Strada Education Network, a national social impact organization dedicated to forging pathways between education and employment, has released a new analysis of Public Viewpoint: its weekly, nationally representative survey tracking the impact of the global pandemic on Americans’ lives, work and education. The analysis examines the last four weeks of survey data by race and ethnicity, finding that black and Latino Americans disproportionately report job and income loss, respectively.
Over the last month, 66 percent of Latino Americans have reported some kind of negative impact on their work as a result of the COVID-19 crisis, more than any other group and substantially higher than the 51 percent of white Americans who say the same. Black Americans, by contrast, are most likely to have lost their jobs over that period, with 25 percent saying they were laid off, compared to only 15 percent of white Americans.
“Peoples of color are experiencing more widespread job and income loss, and they have different perspectives on the role of education in meeting the challenges they are facing,” said Dave Clayton, Ph.D., senior vice president at the Strada Center for Consumer Insights. “It’s critical that policymakers, employers and educators understand both the similarities and the differences that exist as they develop solutions to help Americans navigate the impact of this crisis.”
Among the findings from Public Viewpoint: COVID-19 Work and Education:
Impacts on Work
- Black Americans are more likely to report being laid off (25 percent as compared to 15 percent of whites), but Latino Americans are most likely to report overall income loss (66 percent) and specifically having their hours or shifts reduced (40 percent).
- Among business owners, Latino and Asian Americans are most likely to have lost income:
- 80 percent of Latino business owners and 73 percent of Asian-American business owners have reported lost income.
- In comparison, 65 percent of black business owners and 61 percent of white business owners have reported lost income.
Perspectives on Additional Education
- Latino (38 percent) and Asian Americans (36 percent) are more likely than white (33 percent) and black Americans (31 percent) to believe they will need more education if they lose their jobs.
- When asked where they would go if they had $5,000 to invest in future education or training, a majority of Americans strongly favor online education, but preferences vary by race and ethnicity.
Each week, 1,000 Americans are surveyed for Public Viewpoint.
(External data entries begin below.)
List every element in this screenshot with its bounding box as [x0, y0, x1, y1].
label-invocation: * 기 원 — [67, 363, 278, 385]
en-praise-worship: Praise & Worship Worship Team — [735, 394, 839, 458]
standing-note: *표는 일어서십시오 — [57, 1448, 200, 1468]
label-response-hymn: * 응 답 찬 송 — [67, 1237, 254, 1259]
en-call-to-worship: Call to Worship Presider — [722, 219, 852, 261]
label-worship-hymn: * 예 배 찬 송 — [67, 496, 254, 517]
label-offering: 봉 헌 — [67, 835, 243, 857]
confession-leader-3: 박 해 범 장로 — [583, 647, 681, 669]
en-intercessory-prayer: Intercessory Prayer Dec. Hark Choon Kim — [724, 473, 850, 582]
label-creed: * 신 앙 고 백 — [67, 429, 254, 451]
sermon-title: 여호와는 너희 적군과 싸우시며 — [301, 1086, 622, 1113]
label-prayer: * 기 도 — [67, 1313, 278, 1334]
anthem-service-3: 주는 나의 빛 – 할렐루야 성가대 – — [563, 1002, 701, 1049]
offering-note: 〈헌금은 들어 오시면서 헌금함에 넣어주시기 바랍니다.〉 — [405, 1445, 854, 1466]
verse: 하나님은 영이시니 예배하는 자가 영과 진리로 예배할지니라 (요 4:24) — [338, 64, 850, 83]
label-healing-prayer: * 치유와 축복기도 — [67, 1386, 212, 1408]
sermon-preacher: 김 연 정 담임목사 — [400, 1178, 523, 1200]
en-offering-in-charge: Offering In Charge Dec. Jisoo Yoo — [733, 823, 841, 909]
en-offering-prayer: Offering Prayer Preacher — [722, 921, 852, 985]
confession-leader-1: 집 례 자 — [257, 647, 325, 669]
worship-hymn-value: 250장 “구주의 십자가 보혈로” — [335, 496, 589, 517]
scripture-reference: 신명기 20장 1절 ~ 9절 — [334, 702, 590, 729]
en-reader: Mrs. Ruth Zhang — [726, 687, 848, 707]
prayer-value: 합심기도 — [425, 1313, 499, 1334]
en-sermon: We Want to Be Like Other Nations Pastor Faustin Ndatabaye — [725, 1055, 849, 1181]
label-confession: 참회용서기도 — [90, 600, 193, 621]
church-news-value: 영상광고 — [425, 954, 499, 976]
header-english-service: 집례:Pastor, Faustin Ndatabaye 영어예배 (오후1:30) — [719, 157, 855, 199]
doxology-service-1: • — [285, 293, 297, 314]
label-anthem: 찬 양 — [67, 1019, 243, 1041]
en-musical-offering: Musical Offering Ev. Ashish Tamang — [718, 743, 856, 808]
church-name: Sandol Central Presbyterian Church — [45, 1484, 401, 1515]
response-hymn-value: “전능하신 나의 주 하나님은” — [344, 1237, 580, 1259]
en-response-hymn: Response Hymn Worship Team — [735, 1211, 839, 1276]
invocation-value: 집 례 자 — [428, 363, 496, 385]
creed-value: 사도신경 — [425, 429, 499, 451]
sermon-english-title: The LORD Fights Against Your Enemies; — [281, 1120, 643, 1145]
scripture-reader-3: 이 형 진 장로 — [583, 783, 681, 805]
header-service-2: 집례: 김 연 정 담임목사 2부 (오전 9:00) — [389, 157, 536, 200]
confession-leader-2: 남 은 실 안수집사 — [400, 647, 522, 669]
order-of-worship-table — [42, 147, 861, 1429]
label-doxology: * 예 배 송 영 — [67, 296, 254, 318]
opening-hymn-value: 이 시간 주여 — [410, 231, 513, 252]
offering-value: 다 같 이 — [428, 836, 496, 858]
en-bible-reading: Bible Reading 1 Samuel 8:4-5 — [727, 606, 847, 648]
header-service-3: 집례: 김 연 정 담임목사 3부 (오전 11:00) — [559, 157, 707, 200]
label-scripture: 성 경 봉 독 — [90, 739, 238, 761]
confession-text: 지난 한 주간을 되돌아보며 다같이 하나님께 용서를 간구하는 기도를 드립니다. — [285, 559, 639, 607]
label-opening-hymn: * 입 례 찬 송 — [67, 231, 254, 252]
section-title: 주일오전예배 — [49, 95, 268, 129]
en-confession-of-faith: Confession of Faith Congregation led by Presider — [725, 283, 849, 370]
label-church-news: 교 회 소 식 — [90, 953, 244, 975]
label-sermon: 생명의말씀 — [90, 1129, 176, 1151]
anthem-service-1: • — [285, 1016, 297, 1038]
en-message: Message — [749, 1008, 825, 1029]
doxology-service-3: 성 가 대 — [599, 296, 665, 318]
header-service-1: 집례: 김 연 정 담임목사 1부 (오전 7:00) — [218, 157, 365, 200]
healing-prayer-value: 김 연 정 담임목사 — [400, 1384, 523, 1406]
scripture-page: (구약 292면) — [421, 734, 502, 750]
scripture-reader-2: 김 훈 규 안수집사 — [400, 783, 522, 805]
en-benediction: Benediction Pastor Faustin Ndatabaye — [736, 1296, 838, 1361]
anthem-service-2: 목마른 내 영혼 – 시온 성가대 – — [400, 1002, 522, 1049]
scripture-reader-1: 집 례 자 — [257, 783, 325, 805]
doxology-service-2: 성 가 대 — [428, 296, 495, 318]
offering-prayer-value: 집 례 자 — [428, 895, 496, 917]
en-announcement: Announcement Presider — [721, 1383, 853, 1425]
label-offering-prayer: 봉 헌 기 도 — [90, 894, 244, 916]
To date, over 4,000 Americans have been surveyed. This week’s analysis reflects aggregated responses from March 25 through April 16.
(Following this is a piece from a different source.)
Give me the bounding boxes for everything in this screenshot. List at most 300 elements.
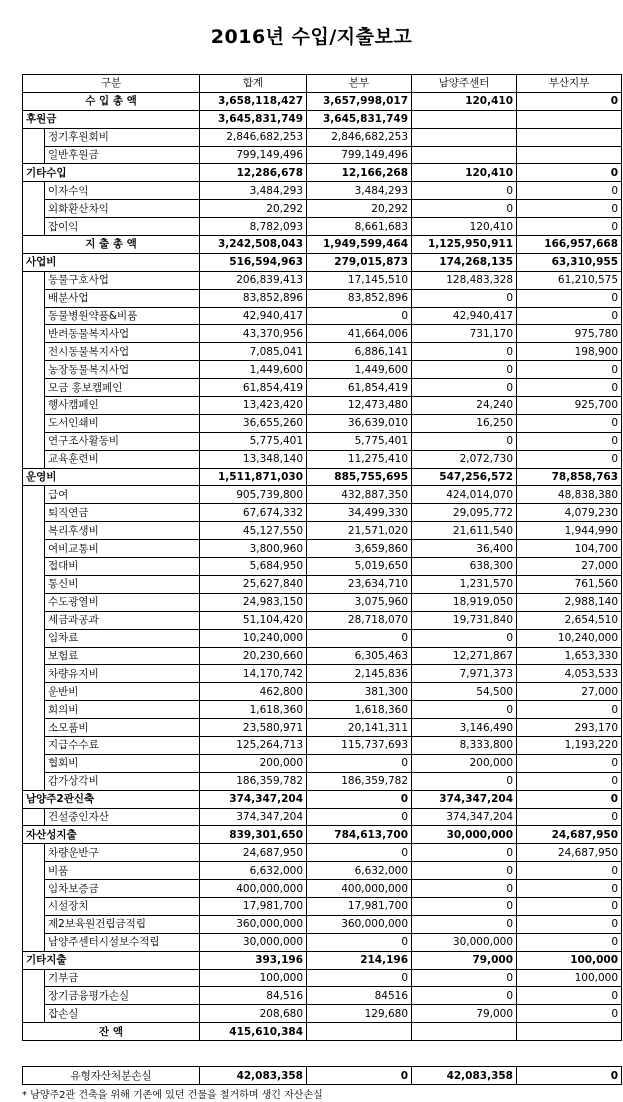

Public Viewpoint is produced by Strada Education Network’s Center for Consumer Insights, a research team that studies the experiences and perceptions of American adults in order to inform the development of a more consumer-centered learning ecosystem. Strada Center for Consumer Insights provides the nation’s only education consumer database, which includes more than 350,000 completed surveys about the education and work experiences of American adults.